The situation is much the same south of the border where after years of ambiguity, the contamination issue was recently clarified during an exchange between federal and state agriculture departments.
In response to a series of questions from the National Association of State Departments, the United States Department of Agriculture said as long as a grower didn’t purposely plant GM seed and took reasonable steps to avoid incidental contact with the banned substance, such as setting up buffer zones, the product could be certified despite being contaminated.
“Such adventitious (GM) presence does not affect the status of the certified operation and does not necessarily result in the loss of organic status for the organic product,” wrote Bill Hawks, under secretary for marketing and regulatory programs at the USDA, in his Dec. 21, 2004, letter.
That admission raised the ire of one of the country’s most outspoken critics of organic agriculture.
Alex Avery, research director of the Center for Global Food Issues, a group that advocates the use of modern farming practices like biotechnology, said the organic industry is being hypocritical.
On one hand it claims the spread of GM crops will be its demise. On the other it approves standards that allow for the certification of tainted crops.
“It can be 99.99 percent contaminated and it is still organic. It will not lose its organic status because the farmer followed all the rules. And that is what the consumer is buying,” said Avery.
“Not a single crop or a single farmer has ever lost organic status because of so-called biotech contamination. Not one.”

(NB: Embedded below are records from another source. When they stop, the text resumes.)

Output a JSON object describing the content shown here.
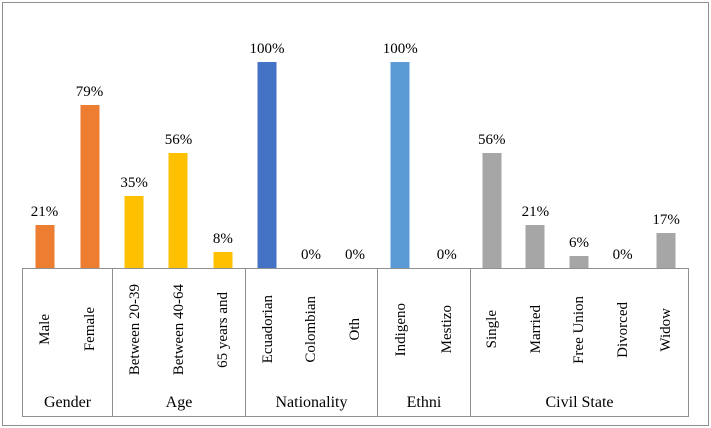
{
  "chart_data": {
    "type": "bar",
    "title": "",
    "xlabel": "",
    "ylabel": "",
    "ylim": [
      0,
      100
    ],
    "value_suffix": "%",
    "layout_hints": {
      "grid": false,
      "legend": false,
      "y_axis_visible": false,
      "data_labels": "above bars",
      "category_labels_rotation": "90deg bottom-to-top",
      "axis_line_color": "#8f8f8f",
      "background": "#ffffff"
    },
    "groups": [
      {
        "name": "Gender",
        "color": "#ED7D31",
        "categories": [
          {
            "label": "Male",
            "value": 21,
            "display": "21%"
          },
          {
            "label": "Female",
            "value": 79,
            "display": "79%"
          }
        ]
      },
      {
        "name": "Age",
        "color": "#FFC000",
        "categories": [
          {
            "label": "Between 20-39",
            "value": 35,
            "display": "35%"
          },
          {
            "label": "Between 40-64",
            "value": 56,
            "display": "56%"
          },
          {
            "label": "65 years and",
            "value": 8,
            "display": "8%"
          }
        ]
      },
      {
        "name": "Nationality",
        "color": "#4472C4",
        "categories": [
          {
            "label": "Ecuadorian",
            "value": 100,
            "display": "100%"
          },
          {
            "label": "Colombian",
            "value": 0,
            "display": "0%"
          },
          {
            "label": "Oth",
            "value": 0,
            "display": "0%"
          }
        ]
      },
      {
        "name": "Ethni",
        "color": "#5B9BD5",
        "categories": [
          {
            "label": "Indigeno",
            "value": 100,
            "display": "100%"
          },
          {
            "label": "Mestizo",
            "value": 0,
            "display": "0%"
          }
        ]
      },
      {
        "name": "Civil State",
        "color": "#A6A6A6",
        "categories": [
          {
            "label": "Single",
            "value": 56,
            "display": "56%"
          },
          {
            "label": "Married",
            "value": 21,
            "display": "21%"
          },
          {
            "label": "Free Union",
            "value": 6,
            "display": "6%"
          },
          {
            "label": "Divorced",
            "value": 0,
            "display": "0%"
          },
          {
            "label": "Widow",
            "value": 17,
            "display": "17%"
          }
        ]
      }
    ]
  }
}
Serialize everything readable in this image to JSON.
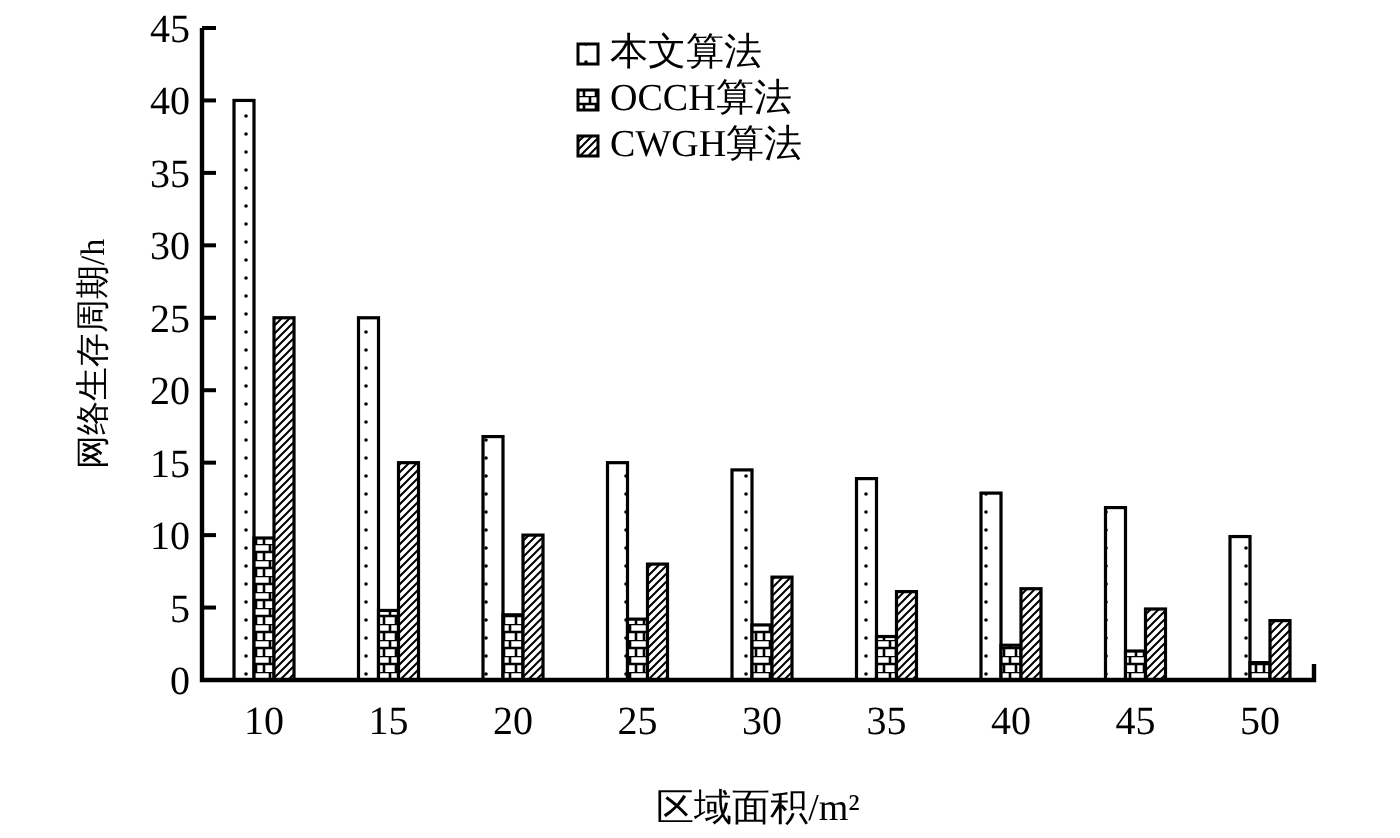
{
  "chart_data": {
    "type": "bar",
    "xlabel": "区域面积/m²",
    "ylabel": "网络生存周期/h",
    "categories": [
      "10",
      "15",
      "20",
      "25",
      "30",
      "35",
      "40",
      "45",
      "50"
    ],
    "ylim": [
      0,
      45
    ],
    "yticks": [
      0,
      5,
      10,
      15,
      20,
      25,
      30,
      35,
      40,
      45
    ],
    "legend": "top",
    "series": [
      {
        "name": "本文算法",
        "color": "#000000",
        "values": [
          40,
          25,
          16.8,
          15,
          14.5,
          13.9,
          12.9,
          11.9,
          9.9
        ]
      },
      {
        "name": "OCCH算法",
        "color": "#000000",
        "values": [
          9.8,
          4.8,
          4.5,
          4.2,
          3.8,
          3.0,
          2.4,
          2.0,
          1.2
        ]
      },
      {
        "name": "CWGH算法",
        "color": "#000000",
        "values": [
          25,
          15,
          10,
          8.0,
          7.1,
          6.1,
          6.3,
          4.9,
          4.1
        ]
      }
    ]
  }
}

Jim Riddle, chair of the U.S. National Organic Standards Board, said that statement is true but it distorts the fact that many sales are quashed for exceeding GM tolerance levels established by organic buyers.
He said the issue poses a real quandary for the industry. Ideally growers shouldn’t be penalized for doing everything possible to protect their crops from contamination but as it reads now, the National Organic Program falls short of adequately protecting consumers.

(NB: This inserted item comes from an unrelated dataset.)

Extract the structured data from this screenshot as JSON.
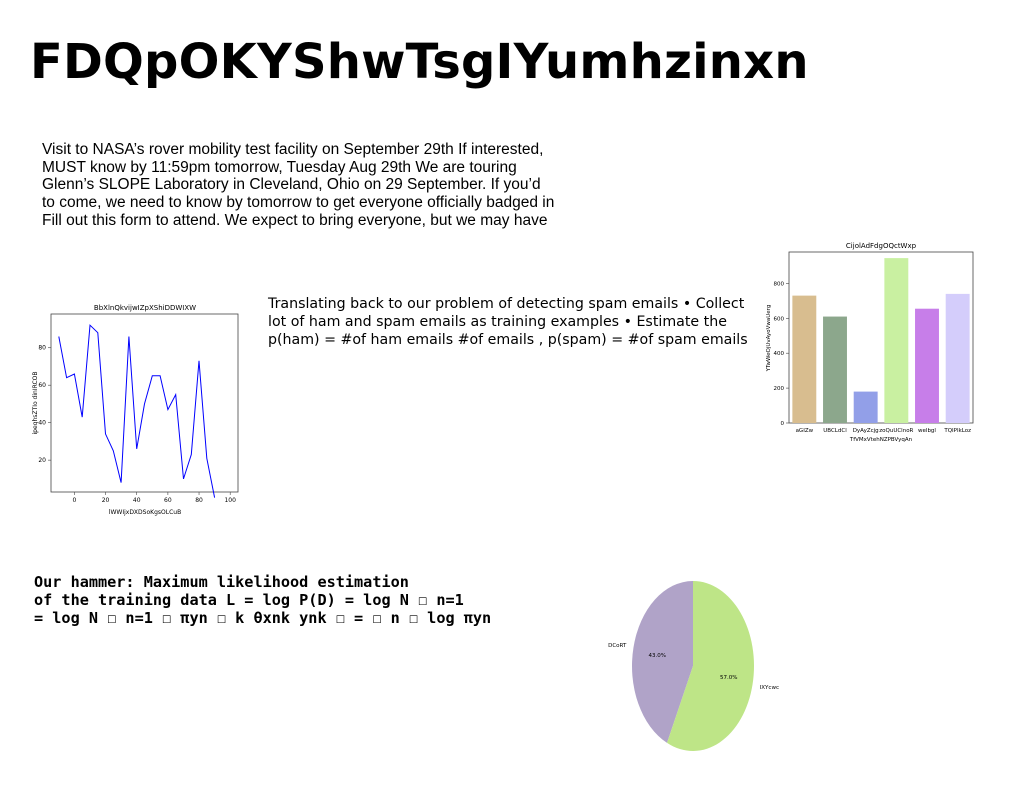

“I think it is a deficiency and something that needs to be addressed,” said Riddle.
Later this year, his board will explore the idea of adding specific GM tolerance levels to the national standard, similar to what exists for pesticide residues, although he thinks it has to be introduced hand-in-hand with changes to crop insurance regulations covering GM contamination.
“I think it’s a debate that we need to have to establish something that consumers and farmers can understand and support,” said Riddle.
Gibson said there are no GM thresholds in Canada’s proposed new national organic standard but there is talk about dealing with the issue in the organic regulation being developed in conjunction with the Canadian Food Inspection Agency.
It is hoped that regulation will be in place by the end of this year.